Consider the following statement and identify the wrong statements. Statement I: Accepting null hypothesis, when it is false, is called a level of significance. Statement II: $$1 – \alpha $$ is called power of a test. Statement III: Critical value of $$Z$$ – static for two-tailed test at 5% level of significance is 1.96.

Statements I, II and III
Statements I and III
Statements II and III
Statements I and II

The correct answer is: Statements I and II.

Statement I is incorrect because accepting the null hypothesis when it is false is called a type II error. Statement II is correct because $1 – \alpha$ is called the power of a test. Statement III is correct because the critical value of $Z$-statistic for a two-tailed test at 5% level of significance is 1.96.

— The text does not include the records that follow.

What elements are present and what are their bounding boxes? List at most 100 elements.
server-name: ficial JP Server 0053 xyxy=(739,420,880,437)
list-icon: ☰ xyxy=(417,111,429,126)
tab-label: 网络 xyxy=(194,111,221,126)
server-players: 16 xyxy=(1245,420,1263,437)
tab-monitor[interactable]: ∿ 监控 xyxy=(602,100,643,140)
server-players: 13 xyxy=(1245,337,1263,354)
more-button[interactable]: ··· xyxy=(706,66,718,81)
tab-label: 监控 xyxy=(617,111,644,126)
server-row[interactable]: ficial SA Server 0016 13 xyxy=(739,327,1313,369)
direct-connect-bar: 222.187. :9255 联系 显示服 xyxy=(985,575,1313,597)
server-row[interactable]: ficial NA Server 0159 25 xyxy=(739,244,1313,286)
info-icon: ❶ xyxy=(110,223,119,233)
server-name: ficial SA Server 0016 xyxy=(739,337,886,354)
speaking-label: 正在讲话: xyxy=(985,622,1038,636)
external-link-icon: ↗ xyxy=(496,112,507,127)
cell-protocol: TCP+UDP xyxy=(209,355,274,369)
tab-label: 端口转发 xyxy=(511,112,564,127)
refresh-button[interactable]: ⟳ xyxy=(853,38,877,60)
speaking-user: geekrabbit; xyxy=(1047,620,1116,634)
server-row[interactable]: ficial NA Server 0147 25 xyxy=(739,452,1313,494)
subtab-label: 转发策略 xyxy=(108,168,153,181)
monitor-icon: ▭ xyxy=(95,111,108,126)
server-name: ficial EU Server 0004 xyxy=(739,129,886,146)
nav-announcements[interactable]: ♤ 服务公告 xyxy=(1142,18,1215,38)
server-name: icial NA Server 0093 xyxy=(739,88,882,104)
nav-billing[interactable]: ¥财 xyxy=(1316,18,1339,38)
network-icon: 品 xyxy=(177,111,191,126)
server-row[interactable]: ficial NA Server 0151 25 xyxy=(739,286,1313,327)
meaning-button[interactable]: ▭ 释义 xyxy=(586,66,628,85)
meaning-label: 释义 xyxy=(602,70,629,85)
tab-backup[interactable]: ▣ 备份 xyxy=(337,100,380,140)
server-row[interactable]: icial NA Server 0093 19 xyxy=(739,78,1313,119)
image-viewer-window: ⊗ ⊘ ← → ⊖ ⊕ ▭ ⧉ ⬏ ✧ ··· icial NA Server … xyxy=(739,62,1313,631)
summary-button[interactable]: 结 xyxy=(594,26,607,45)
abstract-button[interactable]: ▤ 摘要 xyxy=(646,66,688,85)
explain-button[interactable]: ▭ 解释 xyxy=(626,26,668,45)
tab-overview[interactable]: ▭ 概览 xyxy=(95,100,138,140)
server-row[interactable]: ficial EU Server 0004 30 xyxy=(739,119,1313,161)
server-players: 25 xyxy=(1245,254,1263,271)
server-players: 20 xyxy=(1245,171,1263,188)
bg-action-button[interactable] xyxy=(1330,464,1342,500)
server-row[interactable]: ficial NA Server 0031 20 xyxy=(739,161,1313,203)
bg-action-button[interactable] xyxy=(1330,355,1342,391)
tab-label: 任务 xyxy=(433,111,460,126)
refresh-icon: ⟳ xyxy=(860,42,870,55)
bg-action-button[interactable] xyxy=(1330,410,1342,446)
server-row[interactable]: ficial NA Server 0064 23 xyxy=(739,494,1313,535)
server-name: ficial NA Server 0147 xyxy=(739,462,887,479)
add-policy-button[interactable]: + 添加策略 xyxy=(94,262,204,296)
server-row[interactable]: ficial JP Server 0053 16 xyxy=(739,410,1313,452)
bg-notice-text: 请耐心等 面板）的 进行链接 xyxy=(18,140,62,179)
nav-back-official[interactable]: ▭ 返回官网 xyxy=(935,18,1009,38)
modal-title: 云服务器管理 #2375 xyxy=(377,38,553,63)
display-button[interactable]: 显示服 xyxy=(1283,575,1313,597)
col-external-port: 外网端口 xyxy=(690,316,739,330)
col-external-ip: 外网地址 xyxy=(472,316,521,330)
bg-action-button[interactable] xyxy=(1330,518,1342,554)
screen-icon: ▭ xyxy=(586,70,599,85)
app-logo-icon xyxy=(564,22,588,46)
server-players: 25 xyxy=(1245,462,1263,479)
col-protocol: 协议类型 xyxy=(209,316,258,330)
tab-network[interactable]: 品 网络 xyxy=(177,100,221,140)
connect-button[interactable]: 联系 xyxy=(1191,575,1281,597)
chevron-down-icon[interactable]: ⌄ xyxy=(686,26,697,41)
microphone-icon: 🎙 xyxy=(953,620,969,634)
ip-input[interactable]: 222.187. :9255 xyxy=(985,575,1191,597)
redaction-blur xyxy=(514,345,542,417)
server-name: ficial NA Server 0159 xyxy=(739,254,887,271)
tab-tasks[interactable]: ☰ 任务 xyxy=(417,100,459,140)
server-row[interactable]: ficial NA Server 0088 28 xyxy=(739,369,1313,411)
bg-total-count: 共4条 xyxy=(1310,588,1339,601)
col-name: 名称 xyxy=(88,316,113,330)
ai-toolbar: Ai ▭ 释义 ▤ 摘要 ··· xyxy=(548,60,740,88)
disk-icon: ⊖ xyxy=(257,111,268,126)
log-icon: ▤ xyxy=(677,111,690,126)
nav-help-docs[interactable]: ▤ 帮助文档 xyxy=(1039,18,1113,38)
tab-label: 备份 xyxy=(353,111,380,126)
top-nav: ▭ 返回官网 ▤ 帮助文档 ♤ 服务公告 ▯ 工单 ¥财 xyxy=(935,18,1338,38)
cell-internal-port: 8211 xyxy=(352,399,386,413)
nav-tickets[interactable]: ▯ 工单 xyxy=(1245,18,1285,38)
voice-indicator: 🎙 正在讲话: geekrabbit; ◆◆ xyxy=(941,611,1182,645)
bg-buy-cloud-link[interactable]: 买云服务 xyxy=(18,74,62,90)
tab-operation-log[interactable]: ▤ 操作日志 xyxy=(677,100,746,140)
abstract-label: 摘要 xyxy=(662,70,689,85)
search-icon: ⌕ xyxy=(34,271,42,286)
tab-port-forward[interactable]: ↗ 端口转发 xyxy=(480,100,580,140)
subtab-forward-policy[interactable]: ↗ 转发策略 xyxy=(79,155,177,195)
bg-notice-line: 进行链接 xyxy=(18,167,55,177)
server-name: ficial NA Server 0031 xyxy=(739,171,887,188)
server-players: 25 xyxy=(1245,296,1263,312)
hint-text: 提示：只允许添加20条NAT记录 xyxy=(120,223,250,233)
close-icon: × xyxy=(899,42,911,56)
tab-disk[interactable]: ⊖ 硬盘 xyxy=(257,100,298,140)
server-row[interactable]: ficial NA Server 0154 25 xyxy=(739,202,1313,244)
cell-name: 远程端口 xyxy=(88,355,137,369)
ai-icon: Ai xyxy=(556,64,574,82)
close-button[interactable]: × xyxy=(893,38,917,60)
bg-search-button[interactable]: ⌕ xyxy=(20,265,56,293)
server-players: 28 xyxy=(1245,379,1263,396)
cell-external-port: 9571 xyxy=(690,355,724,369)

Here is a brief explanation of each statement:

  • Statement I: Accepting null hypothesis, when it is false, is called a level of significance.

This is incorrect. Accepting the null hypothesis when it is false is called a type II error. The level of significance is the probability of rejecting the null hypothesis when it is true.

  • Statement II: $1 – \alpha$ is called power of a test.

This is correct. The power of a test is the probability of rejecting the null hypothesis when it is false. It is equal to $1 – \alpha$, where $\alpha$ is the level of significance.

  • Statement III: Critical value of $Z$-static for two-tailed test at 5% level of significance is 1.96.

This is correct. The critical value of $Z$-statistic for a two-tailed test at 5% level of significance is 1.96. This means that if the $Z$-statistic is greater than or equal to 1.96, we reject the null hypothesis.